II.                La place des lois royales dans les sources de l’Ancien Droit

 

Ainsi, le roi de France a reconquis une souveraineté réelle et effective et ipso facto un pouvoir de légiférer. Ce pouvoir s’inscrit initialement dans un cadre particulier et se trouve être doublement limité, d’une part par l’association du Parlement à la fonction législative, et d’autre part par la limitation du domaine de la législation royale.

La législation royale tend à s’émanciper de ces contraintes, de sorte que les lois royales progressent au sein des sources de l’Ancien Droit.

 

A.     Une place réduite.

 

En effet, cette place de la législation royale en tant que source de droit est restreinte, tant par le contrôle exercé par le Parlement (1) que par les limitations de compétence (2).

 

1°). La limitation de la législation royale s’analyse en premier lieu comme la conséquence du contrôle du Parlement sur l’élaboration de la loi. Le problème des enregistrements en est la manifestation la plus topique.

Les parlementaires, originellement d’anciens membres de la cour du roi, n’ont pas abdiqué de leur participation à l’élaboration de textes normatifs. Devenus juges, ils sont appelés à appliquer la législation et de fait, doivent en avoir connaissance. Ils sont donc étroitement associés à l’élaboration des ordonnances.

Dès le début du XIVe siècle, le roi fait lire en audience publique devant le Parlement ses ordonnances afin qu’elles y soient enregistrées pour y être connues et appliquées.

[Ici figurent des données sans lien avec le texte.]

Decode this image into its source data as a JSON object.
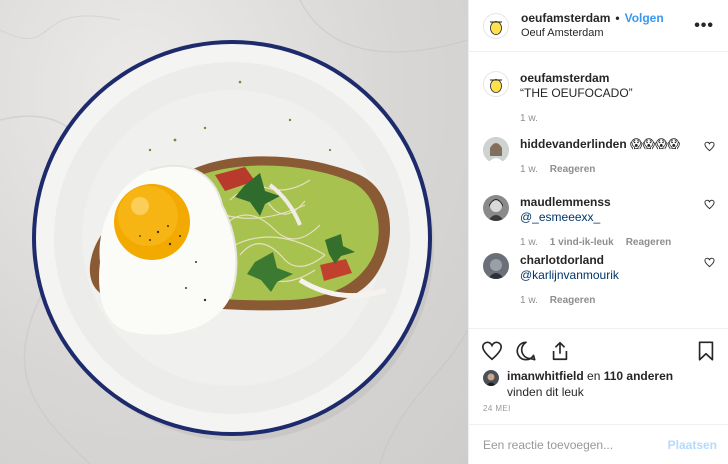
{
  "post": {
    "account": "oeufamsterdam",
    "follow_label": "Volgen",
    "separator": "•",
    "location": "Oeuf Amsterdam"
  },
  "caption": {
    "username": "oeufamsterdam",
    "text": "“THE OEUFOCADO”",
    "time": "1 w."
  },
  "comments": [
    {
      "username": "hiddevanderlinden",
      "text": "😱😱😱😱",
      "time": "1 w.",
      "likes": "",
      "reply": "Reageren"
    },
    {
      "username": "maudlemmenss",
      "text": "@_esmeeexx_",
      "time": "1 w.",
      "likes": "1 vind-ik-leuk",
      "reply": "Reageren"
    },
    {
      "username": "charlotdorland",
      "text": "@karlijnvanmourik",
      "time": "1 w.",
      "likes": "",
      "reply": "Reageren"
    }
  ],
  "likes": {
    "user": "imanwhitfield",
    "connector": "en",
    "others": "110 anderen",
    "suffix": "vinden dit leuk"
  },
  "date": "24 MEI",
  "add_comment": {
    "placeholder": "Een reactie toevoegen...",
    "post_label": "Plaatsen"
  },
  "icons": {
    "more": "more-icon",
    "like": "heart-icon",
    "comment": "comment-icon",
    "share": "share-icon",
    "save": "bookmark-icon"
  },
  "colors": {
    "link": "#3897f0",
    "muted": "#8e8e8e",
    "post_disabled": "#b3dbff",
    "plate_rim": "#1d2a6b"
  }
}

Il ne s’agissait en théorie que d’une formalité, mais en pratique le Parlement saisissait l’occasion pour faire valoir son opinion.

Le Parlement avait ainsi la possibilité d’adresser au roi des remontrances et des observations. En l’absence d’enregistrements, les actes royaux pouvaient même se voir niés toute valeur exécutoire. Mais la royauté parvint à subjuguer cette forme de résistance à l’autorité législative. Le roi pouvait ordonner de manière autoritaire l’enregistrement au moyen de lettres de jussion. En cas de refus d’obtempérer du Parlement, le roi avait la possibilité de se présenter en personne pour faire valoir les droits régaliens et contraindre la cour à s’exécuter. Ce type de séance solennelle était qualifiée de « lit de justice » (le roi siégeant sur un trône placé sous un ciel de lit). 

 

2°). Impossibilité de légiférer en droit privé et dans le domaine ecclésiastique.

 

            Par ailleurs, le pouvoir législatif du roi était limité au niveau de sa compétence. En effet, le roi ne pouvait pas agir à sa guise dans ce qui constitue aujourd’hui une grande partie du droit privé. Cette matière était en effet l’exclusive du droit coutumier. La coutume, usage oral et répété ayant donné naissance à une règle de droit obligatoire, était le produit des populations. Celles-ci s’opposaient donc à toute immixtion du pouvoir royal.

            Le roi était même d’ailleurs « gardien des coutumes » du royaume. Cette définition positive impliquait de facto une limitation, puisqu’elle condamnait le roi à l’impossibilité d’innover dans le domaine du droit coutumier.

            Enfin, le roi, s’il avait retrouvé une certaine souveraineté sur l’ensemble de son royaume, se trouvait toujours en butte aux prétentions des puissances extérieures, et parmi celles-ci, de la papauté. La distinction « donne à César ce qui revient à César » et la séparation des pouvoirs spirituels et temporels n’était en effet pas toujours évidente, dès lors que les autorités ecclésiastiques avaient acquis des compétences rationae materiae (pour des matières telles que le régime matrimonial par exemple) autant que rationae personae (c’est-à-dire pour les membres du clergé), en sus de privilèges territoriaux divers.

           

           

B.     La principale source du droit français naissant / Essor de la législation royale

 

L’époque féodale avait donc, selon les mots d’Albert RIGAUDIERE, légué « à l’Etat un ordre juridique plural et très diversifié dont la royauté [ne pouvait] maîtriser l’évolution »[2]. Certes, le roi était désormais titulaire de la souveraineté et donc du pouvoir de légiférer, mais nombre de limitations cantonnaient encore la législation royale comme une source de droit marginale.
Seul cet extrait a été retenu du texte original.